The bitcoin mania continues: The cryptocurrency surged about 15 percent just this week. What's going on with bitcoin? It depends on who you ask. There is a strong division between those that are avid believers in this cryptocurrency and those who think it's all a big scam.

Bitcoin, of course, is a decentralized digital currency created by an unknown person or group of people in 2009. This digital payment system enables buyers and sellers to transact directly, avoiding things such as financial institutions, central banks, regulatory authorities and credit checks. The payment system is highly regarded as hack-proof because of its key “block-chain" technology, a decentralized online ledger that tracks every single transaction.

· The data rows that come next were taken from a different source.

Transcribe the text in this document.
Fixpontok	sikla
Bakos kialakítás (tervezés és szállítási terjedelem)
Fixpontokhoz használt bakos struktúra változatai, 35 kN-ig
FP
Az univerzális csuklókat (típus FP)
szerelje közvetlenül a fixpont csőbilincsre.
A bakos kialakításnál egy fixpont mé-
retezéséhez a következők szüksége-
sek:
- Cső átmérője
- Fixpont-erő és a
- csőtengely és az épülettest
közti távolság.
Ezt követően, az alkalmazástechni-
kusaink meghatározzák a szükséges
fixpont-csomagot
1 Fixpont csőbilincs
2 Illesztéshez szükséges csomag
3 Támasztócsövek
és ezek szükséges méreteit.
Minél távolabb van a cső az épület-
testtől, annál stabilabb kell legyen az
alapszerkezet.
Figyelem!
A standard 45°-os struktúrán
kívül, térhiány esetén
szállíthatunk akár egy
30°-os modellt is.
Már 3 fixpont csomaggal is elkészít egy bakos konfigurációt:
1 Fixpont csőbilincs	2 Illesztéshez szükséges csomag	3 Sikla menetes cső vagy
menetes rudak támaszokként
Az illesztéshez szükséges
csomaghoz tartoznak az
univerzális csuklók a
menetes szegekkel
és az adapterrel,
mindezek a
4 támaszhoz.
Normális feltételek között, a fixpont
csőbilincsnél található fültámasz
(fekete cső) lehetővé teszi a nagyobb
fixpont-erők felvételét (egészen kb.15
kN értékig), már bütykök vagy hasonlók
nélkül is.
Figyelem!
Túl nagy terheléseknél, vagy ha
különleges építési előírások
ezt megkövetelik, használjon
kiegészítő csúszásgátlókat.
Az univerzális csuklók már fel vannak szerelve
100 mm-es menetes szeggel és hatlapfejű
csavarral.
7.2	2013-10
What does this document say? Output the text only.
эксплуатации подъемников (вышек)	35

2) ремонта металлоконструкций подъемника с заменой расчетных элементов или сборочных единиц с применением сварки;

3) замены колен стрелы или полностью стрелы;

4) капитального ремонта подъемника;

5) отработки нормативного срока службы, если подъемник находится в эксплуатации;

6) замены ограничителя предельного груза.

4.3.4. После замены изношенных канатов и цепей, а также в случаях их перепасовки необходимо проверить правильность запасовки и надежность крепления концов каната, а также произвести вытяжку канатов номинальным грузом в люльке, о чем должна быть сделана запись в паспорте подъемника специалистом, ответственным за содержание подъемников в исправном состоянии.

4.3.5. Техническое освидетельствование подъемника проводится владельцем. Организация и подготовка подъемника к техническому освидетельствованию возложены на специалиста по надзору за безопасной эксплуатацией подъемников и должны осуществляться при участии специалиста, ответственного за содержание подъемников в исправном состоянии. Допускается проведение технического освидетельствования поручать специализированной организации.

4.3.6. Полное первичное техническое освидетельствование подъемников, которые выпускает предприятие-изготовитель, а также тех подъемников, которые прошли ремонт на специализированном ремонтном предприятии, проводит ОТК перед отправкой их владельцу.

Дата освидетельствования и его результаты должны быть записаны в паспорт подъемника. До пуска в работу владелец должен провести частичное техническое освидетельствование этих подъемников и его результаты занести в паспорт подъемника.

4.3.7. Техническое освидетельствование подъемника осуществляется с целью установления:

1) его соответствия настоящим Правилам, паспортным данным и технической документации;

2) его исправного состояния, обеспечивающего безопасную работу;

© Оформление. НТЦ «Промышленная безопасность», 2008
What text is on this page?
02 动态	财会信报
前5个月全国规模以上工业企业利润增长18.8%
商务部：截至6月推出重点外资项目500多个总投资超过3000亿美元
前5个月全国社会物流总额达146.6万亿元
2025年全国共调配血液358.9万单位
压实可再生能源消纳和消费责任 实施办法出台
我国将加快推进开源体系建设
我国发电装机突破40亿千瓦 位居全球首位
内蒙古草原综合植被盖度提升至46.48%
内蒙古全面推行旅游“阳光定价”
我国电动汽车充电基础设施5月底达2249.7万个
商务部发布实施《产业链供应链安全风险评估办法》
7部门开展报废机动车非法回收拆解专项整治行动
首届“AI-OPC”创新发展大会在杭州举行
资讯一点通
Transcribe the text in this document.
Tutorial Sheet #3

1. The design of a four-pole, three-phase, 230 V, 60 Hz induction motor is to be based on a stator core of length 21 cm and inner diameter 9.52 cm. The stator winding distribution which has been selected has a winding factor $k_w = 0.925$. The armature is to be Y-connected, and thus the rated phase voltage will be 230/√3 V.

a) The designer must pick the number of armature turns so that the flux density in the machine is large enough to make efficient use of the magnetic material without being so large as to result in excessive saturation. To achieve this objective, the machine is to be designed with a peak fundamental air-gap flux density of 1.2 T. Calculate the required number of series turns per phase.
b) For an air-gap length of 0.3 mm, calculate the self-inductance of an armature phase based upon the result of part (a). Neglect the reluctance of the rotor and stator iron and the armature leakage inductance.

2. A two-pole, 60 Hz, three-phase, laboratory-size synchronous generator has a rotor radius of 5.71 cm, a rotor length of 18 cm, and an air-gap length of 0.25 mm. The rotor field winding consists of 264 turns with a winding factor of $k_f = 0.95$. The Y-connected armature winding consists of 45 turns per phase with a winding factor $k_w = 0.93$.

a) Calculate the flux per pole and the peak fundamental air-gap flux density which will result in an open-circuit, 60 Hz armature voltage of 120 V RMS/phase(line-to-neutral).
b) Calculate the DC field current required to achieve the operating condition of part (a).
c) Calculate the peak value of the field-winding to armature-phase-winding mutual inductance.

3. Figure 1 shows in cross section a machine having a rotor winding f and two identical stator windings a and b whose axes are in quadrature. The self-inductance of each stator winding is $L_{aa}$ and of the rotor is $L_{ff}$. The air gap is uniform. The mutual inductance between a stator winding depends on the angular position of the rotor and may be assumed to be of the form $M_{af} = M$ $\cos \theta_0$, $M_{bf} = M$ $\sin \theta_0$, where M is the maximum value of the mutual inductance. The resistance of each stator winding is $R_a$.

Bitcoin proponents believe that it is the future of payments and has the potential to eventually transform the financial markets. In a paperless and cashless society, they would trust bitcoin more than cash, and point to the 2008 financial crisis to make their case. Despite all the harsh criticisms and skepticism since its inception eight years ago, bitcoin has weathered them all out and continues to rally strong.

While it's hard to generalize, bitcoin fans are often independent thinkers and technology-driven. They may even be housewives and grandmothers.

Bitcoin skeptics, on the other hand, have concerns over the cryptocurrency's lack of transparency, compliance, regulations and its potential impact on economic systems. People cannot even agree on whether to call bitcoin an asset class, let alone on how to calculate its intrinsic value. Mark Bristow, CEO of gold-mining operation Randgold Resources, recently said that cryptocurrencies “undermine the value of traditional money" and called bitcoin the “underworld of currencies." Nobel Prize-winning economist Joseph Stiglitz went even further, saying bitcoin ought to be outlawed.

People who distrust bitcoin are primarily professionals operating in highly-regulated industries where risk needs to be intelligently quantified and monitored. They may also have a good track record in calling the market on stocks and bonds.

My View: The reality is, with a market value now exceeding $300 billion, it is hard to dismiss bitcoin as a mere fantasy. Yet it continues to operate with no regulatory guidance. Given that reality, it is likely to continue experiencing high volatility moving forward.